Fala... Precedência cronológicaEscrita... Prestígio social... ideologia
Quanto à fala/oralidade:
é inerente ao ser humano e não será substituída;
tem caráter identificador (é possível supor que a identidade seja um tipo de desvio da norma-padrão);
somos povos orais;
é a nossa “porta de iniciação” à racionalidade e fator de identidade social, pois a língua é socialmente moldada, não obstante seu caráter filogeneticamente universal;
os textos orais têm uma realização multissistêmica (palavras, gestos, mímica, etc.).
as dicotomias estritas entre fala e escrita são fruto da utilização do paradigma teórico da análise imanente ao código;
nossa consciência espontânea em relação à fala dá conta de sua variedade e não nos vem à mente em primeira mão a fala padrão;
Quanto à escrita...
foi tomada por muitos como estruturalmente elaborada, complexa, formal e abstrata em oposição à fala, tida como concreta, contextual e estruturalmente simples;
ao contemplarmos a escrita temos a impressão de algo naturalmente claro e definido. A escrita parece um fenômeno se não homogêneo, bastante estável e com pouca variação;
os textos escritos não se circunscrevem ao alfabeto, pois envolvem fotos, ideogramas, grafismos de todo tipo;
como é pautada pelo padrão, não é estigmatizadora e não serve como fator de identidade grupal;
Exemplo quanto à questão estigmatizadora
É útil observar que há práticas sociais mediadas preferencialmente pela escrita e outras pela
tradição oral (na área jurídica o uso da escrita é rígido, mas é intenso o uso de práticas orais nos tribunais). Assim, oralidade e escrita são duas práticas sociais e não duas propriedades de
sociedades diversas.
Indivíduos letrados escrevem um texto sobre “a inflação na vida do brasileiro”. Na leitura de seus textos constataremos que suas opiniões
podem ser objeto de discussão, mas eles não serão estigmatizados pela linguagem como tal. Se eles falarem sobre o assunto, teremos
avaliações não apenas referentes ao conteúdo, mas também à forma de falar do indivíduo.
Variações em um continuum...
A hipótese defendida por Marcuschi é que as diferenças entre fala e escrita se dão dentro do continuum tipológico das práticas sociais de produção textual e não na relação
dicotômica de dois pólos opostos. Daí surge um conjunto de variações, não uma simples variação linear. (...) As
diferenças entre fala e escrita são frutiferamente vistas e analisadas na perspectiva do uso e não do sistema, não
considerando o código, mas os usos do código.
Disso decorre a impossibilidade de situar a oralidade e a
escrita em sistemas lingüísticos diversos (ambas fazem parte do mesmo sistema da língua). São realizações de
uma gramática única e não há uma simetria de representação! (Vide gráficos)
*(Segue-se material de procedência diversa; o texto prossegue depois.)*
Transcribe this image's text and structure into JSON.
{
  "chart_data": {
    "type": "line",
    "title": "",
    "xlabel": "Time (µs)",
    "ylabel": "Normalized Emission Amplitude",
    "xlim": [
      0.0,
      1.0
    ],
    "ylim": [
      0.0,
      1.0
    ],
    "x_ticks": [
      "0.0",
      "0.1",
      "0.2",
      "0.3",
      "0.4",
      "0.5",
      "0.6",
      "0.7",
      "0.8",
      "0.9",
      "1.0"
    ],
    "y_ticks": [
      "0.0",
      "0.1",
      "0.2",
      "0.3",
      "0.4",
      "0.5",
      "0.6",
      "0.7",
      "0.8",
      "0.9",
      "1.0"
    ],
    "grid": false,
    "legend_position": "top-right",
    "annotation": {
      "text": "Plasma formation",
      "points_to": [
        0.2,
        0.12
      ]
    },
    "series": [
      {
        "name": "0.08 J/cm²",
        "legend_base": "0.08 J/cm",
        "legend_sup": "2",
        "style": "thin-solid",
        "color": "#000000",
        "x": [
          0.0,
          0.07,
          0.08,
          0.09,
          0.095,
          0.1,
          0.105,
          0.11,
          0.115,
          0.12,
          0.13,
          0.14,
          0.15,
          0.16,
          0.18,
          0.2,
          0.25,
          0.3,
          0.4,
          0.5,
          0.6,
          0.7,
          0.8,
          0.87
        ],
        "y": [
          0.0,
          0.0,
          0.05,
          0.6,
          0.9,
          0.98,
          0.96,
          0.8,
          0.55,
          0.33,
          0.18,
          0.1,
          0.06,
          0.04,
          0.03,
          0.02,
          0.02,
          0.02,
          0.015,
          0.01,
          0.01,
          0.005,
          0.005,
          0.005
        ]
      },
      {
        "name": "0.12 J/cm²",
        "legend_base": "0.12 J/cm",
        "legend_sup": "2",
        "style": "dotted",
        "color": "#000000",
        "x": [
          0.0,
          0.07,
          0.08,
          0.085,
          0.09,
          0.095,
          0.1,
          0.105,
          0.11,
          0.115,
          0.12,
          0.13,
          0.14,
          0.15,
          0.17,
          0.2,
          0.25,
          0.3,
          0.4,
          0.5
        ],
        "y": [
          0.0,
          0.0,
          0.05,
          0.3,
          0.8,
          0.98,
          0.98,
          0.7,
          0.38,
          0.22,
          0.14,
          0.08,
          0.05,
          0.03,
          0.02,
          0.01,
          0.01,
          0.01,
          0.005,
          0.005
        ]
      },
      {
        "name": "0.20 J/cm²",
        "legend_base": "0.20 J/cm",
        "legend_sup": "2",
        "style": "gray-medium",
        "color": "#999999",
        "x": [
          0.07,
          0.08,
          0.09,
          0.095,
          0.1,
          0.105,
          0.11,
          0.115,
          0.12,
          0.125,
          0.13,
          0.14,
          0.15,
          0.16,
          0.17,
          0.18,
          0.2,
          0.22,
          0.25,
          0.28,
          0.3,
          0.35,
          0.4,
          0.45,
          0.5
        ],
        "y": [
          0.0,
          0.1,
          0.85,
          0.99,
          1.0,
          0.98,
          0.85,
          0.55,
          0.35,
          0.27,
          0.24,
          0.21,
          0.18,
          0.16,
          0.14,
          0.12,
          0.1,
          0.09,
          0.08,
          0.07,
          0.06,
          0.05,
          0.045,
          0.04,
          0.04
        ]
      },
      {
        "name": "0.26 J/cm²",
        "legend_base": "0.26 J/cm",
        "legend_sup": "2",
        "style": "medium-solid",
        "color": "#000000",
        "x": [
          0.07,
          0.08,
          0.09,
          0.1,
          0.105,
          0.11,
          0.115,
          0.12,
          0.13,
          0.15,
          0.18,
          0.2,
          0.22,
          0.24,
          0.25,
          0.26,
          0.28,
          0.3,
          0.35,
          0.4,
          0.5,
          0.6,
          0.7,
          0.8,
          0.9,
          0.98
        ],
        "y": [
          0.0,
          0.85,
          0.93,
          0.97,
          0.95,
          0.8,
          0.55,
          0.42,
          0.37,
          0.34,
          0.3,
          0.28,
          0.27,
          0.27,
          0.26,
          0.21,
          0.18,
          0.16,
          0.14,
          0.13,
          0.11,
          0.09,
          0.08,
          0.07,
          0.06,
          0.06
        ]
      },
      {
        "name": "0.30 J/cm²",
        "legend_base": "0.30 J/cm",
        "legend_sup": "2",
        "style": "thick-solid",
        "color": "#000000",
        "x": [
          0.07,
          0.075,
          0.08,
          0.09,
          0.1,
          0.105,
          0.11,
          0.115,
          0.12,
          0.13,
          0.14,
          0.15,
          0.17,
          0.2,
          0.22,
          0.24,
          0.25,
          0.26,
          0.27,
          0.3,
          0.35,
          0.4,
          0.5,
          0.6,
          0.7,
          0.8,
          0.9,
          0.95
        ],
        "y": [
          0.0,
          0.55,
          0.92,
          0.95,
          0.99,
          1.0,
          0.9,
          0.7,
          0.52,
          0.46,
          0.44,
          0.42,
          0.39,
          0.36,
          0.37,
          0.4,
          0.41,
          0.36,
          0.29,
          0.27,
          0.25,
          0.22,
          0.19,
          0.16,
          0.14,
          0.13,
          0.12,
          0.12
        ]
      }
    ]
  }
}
A concepção de língua como sistema
heterogêneo (múltiplas formas de manifestação);
Há uma estrutura virtual, mas a língua se realiza essencialmente como heterogeneidade e variação.
Para Marcuschi (2001), a língua pressupõe um fenômeno...
... e que se manifesta em situações de uso concretas como texto e discurso
indeterminado sob o ponto de vista semântico e sintático (submetido às condições de produção);
histórico e social (fruto destas práticas);
variável (dinâmico e suscetível a mudanças);
Referência
MARCUSCHI, Luiz Antônio. Da fala para a escrita: atividades de
retextualização. São Paulo, Cortez: 2001.